Continuous Outbound Freight Movement
For GST purposes, the transportation of corporeal movable property (also called “tangible personal property”) by one or more carriers from a place in Canada to a place outside Canada, or to another place in Canada from which the property is to be exported. After the shipper transfers possession of the property to the carrier and before the property is exported, the property must not be further processed, transformed or altered in Canada, except to the extent reasonably necessary for its transportation.

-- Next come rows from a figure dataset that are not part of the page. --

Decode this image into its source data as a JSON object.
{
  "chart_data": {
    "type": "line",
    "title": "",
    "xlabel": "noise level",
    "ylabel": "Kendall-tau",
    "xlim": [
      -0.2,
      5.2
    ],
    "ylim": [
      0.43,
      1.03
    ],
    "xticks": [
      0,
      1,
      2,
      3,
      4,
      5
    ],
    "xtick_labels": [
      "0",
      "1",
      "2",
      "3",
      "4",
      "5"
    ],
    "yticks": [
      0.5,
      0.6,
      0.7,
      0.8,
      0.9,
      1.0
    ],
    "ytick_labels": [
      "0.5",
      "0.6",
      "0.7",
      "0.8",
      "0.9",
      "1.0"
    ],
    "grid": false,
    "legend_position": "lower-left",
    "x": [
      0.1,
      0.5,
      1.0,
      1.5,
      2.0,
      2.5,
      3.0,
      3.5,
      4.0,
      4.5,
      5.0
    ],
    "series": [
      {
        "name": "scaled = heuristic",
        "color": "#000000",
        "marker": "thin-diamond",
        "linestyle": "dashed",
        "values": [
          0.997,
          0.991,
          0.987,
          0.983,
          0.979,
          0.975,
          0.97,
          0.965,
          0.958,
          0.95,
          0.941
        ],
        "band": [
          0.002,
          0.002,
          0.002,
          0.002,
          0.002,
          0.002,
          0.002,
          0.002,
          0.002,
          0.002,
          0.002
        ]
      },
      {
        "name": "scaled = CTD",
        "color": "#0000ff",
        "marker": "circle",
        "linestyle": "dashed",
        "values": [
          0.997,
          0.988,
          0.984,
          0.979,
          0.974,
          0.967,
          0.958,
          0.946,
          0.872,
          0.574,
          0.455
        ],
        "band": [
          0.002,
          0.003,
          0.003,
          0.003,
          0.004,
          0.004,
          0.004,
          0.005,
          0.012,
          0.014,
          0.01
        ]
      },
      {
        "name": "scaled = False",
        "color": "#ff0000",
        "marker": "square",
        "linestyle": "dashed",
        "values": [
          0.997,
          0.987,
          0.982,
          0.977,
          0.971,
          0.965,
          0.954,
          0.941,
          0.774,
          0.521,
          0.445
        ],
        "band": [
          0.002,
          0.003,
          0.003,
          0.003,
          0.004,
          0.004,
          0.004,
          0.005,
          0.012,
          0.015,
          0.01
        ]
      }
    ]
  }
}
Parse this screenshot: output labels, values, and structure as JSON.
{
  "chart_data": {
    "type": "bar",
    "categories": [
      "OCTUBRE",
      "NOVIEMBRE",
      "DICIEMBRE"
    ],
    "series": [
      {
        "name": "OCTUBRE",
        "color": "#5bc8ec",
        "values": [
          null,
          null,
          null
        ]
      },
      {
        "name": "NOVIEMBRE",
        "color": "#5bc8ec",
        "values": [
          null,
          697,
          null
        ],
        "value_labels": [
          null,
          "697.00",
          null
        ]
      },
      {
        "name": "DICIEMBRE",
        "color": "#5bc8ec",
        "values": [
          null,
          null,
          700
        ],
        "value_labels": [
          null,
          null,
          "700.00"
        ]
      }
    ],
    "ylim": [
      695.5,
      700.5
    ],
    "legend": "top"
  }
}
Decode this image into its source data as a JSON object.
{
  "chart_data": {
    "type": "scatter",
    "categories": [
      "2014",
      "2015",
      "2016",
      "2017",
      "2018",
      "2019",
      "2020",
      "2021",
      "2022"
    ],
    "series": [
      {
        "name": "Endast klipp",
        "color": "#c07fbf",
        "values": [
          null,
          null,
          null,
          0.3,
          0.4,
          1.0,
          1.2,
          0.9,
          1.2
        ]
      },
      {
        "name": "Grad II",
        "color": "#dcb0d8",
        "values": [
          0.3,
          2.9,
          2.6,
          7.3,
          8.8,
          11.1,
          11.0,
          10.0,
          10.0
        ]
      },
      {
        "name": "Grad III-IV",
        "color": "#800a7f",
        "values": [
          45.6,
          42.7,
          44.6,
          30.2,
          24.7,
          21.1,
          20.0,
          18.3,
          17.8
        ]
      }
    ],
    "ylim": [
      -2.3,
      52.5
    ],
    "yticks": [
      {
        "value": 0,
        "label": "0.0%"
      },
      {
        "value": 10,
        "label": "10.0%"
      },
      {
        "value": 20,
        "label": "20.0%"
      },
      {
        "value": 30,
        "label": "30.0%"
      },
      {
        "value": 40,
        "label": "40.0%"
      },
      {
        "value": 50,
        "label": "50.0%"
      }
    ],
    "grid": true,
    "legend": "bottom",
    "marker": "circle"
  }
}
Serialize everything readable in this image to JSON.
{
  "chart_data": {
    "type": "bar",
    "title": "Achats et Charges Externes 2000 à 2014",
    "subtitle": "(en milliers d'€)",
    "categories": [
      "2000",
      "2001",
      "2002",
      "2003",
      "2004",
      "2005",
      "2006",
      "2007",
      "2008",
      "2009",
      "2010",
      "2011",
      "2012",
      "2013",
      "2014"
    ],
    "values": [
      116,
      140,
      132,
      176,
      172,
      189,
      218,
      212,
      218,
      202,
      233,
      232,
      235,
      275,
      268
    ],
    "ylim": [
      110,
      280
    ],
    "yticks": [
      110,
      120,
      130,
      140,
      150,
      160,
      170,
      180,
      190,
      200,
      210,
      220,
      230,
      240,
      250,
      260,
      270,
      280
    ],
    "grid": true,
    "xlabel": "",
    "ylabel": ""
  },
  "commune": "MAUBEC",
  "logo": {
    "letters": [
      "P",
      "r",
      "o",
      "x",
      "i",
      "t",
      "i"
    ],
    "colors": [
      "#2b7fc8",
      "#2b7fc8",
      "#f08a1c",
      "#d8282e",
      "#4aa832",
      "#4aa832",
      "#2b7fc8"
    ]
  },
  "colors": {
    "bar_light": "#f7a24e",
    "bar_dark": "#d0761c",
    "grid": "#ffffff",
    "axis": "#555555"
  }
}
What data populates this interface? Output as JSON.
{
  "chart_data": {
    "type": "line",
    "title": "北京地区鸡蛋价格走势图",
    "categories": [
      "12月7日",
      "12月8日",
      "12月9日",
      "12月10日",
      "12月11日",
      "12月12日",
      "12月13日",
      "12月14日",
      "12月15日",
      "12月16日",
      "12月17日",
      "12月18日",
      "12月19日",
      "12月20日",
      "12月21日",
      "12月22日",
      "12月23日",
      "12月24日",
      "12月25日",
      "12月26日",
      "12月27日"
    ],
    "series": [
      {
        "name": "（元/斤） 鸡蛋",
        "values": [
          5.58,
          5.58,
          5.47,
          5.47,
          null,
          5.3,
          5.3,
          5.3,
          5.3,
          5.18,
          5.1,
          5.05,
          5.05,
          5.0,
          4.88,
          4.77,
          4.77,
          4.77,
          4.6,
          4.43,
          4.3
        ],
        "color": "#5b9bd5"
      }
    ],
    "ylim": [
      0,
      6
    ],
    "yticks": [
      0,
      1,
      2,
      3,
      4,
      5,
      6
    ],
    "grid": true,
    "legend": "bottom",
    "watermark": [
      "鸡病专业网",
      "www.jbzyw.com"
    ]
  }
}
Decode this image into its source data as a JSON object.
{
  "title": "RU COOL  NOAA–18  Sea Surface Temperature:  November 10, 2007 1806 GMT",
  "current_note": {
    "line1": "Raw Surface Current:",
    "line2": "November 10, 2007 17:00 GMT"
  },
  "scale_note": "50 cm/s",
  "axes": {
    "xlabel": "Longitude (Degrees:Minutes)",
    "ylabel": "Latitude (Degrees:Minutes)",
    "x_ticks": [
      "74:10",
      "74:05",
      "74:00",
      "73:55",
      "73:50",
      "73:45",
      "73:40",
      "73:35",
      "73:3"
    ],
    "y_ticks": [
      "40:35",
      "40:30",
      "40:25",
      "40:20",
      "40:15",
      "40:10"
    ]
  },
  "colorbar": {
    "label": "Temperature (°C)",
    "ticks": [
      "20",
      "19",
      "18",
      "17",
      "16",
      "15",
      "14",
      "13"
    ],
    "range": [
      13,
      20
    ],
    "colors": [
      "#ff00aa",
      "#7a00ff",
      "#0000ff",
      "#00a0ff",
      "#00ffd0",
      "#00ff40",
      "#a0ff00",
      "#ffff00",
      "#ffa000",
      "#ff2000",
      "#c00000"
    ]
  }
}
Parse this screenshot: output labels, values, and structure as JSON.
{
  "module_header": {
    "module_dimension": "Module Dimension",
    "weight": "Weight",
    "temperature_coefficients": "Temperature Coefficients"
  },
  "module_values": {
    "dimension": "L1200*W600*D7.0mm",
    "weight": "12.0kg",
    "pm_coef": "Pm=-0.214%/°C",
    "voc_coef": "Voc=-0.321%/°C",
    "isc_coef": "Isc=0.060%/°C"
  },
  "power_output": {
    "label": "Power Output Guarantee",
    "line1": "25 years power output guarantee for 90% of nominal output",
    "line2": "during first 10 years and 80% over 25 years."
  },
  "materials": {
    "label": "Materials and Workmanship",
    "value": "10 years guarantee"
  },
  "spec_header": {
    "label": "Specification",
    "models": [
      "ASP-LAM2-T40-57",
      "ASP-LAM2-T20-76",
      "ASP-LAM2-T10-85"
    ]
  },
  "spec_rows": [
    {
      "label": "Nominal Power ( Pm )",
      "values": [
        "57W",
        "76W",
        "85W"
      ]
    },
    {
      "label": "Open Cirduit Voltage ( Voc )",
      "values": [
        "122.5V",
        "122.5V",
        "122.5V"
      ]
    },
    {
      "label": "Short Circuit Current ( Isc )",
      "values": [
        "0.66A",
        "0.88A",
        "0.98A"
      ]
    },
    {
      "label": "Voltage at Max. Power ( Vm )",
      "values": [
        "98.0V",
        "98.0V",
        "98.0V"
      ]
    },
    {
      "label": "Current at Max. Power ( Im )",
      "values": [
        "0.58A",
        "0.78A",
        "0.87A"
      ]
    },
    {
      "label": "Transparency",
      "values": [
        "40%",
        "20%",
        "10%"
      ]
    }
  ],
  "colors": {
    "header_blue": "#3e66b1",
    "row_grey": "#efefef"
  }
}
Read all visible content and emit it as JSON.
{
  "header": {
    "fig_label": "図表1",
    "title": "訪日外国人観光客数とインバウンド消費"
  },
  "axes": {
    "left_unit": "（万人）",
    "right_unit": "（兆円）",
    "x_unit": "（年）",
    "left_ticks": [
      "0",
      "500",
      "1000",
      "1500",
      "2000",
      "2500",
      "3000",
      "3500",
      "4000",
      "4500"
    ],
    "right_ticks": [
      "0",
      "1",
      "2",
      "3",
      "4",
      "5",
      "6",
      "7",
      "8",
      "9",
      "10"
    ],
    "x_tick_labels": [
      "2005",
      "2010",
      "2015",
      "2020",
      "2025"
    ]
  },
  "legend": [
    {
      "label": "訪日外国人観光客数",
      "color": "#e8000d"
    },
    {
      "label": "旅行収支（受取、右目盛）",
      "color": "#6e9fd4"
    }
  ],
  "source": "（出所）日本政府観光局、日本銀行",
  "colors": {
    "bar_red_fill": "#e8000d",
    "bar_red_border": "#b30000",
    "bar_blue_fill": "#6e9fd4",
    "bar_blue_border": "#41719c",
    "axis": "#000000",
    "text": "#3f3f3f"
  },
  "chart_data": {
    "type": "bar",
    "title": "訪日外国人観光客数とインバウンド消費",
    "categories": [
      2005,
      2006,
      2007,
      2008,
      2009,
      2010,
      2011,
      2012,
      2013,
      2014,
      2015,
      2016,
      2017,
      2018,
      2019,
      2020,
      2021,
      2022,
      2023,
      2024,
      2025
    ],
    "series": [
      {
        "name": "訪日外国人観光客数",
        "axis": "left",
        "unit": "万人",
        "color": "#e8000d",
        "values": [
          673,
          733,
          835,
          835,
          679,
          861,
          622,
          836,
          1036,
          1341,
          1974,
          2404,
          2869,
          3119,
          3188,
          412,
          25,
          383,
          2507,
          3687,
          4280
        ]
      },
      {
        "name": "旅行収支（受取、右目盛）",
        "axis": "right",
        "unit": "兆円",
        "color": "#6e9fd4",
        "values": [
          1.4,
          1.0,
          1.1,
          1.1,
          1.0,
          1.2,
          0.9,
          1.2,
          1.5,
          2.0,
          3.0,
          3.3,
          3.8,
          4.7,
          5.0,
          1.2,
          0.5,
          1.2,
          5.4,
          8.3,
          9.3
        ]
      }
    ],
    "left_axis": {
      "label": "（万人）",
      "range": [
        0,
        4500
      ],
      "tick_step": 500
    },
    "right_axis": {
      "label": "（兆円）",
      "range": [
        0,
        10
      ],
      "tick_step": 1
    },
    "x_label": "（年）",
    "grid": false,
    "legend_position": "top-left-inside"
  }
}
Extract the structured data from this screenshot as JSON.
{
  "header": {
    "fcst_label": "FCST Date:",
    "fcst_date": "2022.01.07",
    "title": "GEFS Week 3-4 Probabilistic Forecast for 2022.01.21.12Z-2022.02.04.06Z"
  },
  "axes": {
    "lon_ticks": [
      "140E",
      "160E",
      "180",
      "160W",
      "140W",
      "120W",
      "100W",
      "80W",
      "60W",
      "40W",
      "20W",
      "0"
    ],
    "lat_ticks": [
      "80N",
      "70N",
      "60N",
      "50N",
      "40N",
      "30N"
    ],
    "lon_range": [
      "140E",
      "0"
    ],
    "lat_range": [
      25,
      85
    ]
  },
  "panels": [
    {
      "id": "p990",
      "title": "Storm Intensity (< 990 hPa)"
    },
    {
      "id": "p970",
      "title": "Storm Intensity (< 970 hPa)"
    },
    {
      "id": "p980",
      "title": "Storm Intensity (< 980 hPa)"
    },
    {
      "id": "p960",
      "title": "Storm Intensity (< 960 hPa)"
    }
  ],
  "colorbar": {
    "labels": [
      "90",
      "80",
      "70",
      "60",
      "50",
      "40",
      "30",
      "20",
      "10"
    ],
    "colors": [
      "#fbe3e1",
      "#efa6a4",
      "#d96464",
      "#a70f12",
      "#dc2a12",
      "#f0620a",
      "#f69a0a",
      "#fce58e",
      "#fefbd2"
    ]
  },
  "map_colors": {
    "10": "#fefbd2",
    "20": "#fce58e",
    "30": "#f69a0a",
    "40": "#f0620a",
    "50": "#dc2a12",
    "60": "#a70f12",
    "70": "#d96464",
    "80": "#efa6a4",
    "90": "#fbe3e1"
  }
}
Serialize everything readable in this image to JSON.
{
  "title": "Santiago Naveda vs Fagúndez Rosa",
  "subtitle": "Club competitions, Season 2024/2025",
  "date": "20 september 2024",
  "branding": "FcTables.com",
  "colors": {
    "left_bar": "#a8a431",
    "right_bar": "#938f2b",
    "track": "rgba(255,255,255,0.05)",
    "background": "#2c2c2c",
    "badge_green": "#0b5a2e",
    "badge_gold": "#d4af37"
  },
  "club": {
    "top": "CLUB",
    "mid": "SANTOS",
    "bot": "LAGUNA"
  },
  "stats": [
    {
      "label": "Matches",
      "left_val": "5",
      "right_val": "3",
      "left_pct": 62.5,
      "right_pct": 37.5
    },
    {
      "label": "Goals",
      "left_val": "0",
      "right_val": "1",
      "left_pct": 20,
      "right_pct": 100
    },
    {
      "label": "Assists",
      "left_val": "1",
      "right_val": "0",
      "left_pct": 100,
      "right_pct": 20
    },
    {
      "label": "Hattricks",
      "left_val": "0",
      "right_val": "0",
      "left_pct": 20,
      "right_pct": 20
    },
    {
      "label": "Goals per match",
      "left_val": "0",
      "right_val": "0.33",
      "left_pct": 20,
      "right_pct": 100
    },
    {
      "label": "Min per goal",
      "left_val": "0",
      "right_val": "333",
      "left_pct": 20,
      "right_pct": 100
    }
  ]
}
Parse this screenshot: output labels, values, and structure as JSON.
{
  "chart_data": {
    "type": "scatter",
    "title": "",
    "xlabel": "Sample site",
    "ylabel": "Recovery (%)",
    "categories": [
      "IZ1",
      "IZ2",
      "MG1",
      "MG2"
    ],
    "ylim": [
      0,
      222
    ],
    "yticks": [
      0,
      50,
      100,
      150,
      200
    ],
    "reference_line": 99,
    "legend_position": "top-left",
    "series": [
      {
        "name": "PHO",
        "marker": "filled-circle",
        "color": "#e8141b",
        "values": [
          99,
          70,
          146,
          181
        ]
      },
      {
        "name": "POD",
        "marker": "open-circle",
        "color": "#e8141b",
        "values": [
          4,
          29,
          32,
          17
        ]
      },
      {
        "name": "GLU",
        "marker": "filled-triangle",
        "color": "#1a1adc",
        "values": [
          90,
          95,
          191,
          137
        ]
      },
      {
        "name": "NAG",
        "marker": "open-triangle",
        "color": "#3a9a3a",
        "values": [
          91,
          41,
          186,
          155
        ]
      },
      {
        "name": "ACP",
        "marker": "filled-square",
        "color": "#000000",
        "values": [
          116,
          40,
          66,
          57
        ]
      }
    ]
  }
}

For example, it may be necessary to freeze goods to ensure they arrive at their destination in usable condition, or to disassemble or pack items at a port to prevent in-transit damage. In each of these instances, the transformation or alteration of the goods is considered necessary for their transportation and, therefore, does not prevent the transportation service supplied in Canada from qualifying as part of a continuous outbound freight movement.
However, where a shipment of iron ore is made in Canada to a steel manufacturer that subsequently exports the steel produced from the ore, the transformation of the iron ore into steel is not necessary for its transportation. Therefore, the transportation service supplied in respect of the iron ore is subject to tax because it is not considered part of a continuous outbound freight movement.
This definition also holds under the QST system, with the following substitutions: “Québec” for “Canada” and “taken or shipped outside Québec” for “exported.”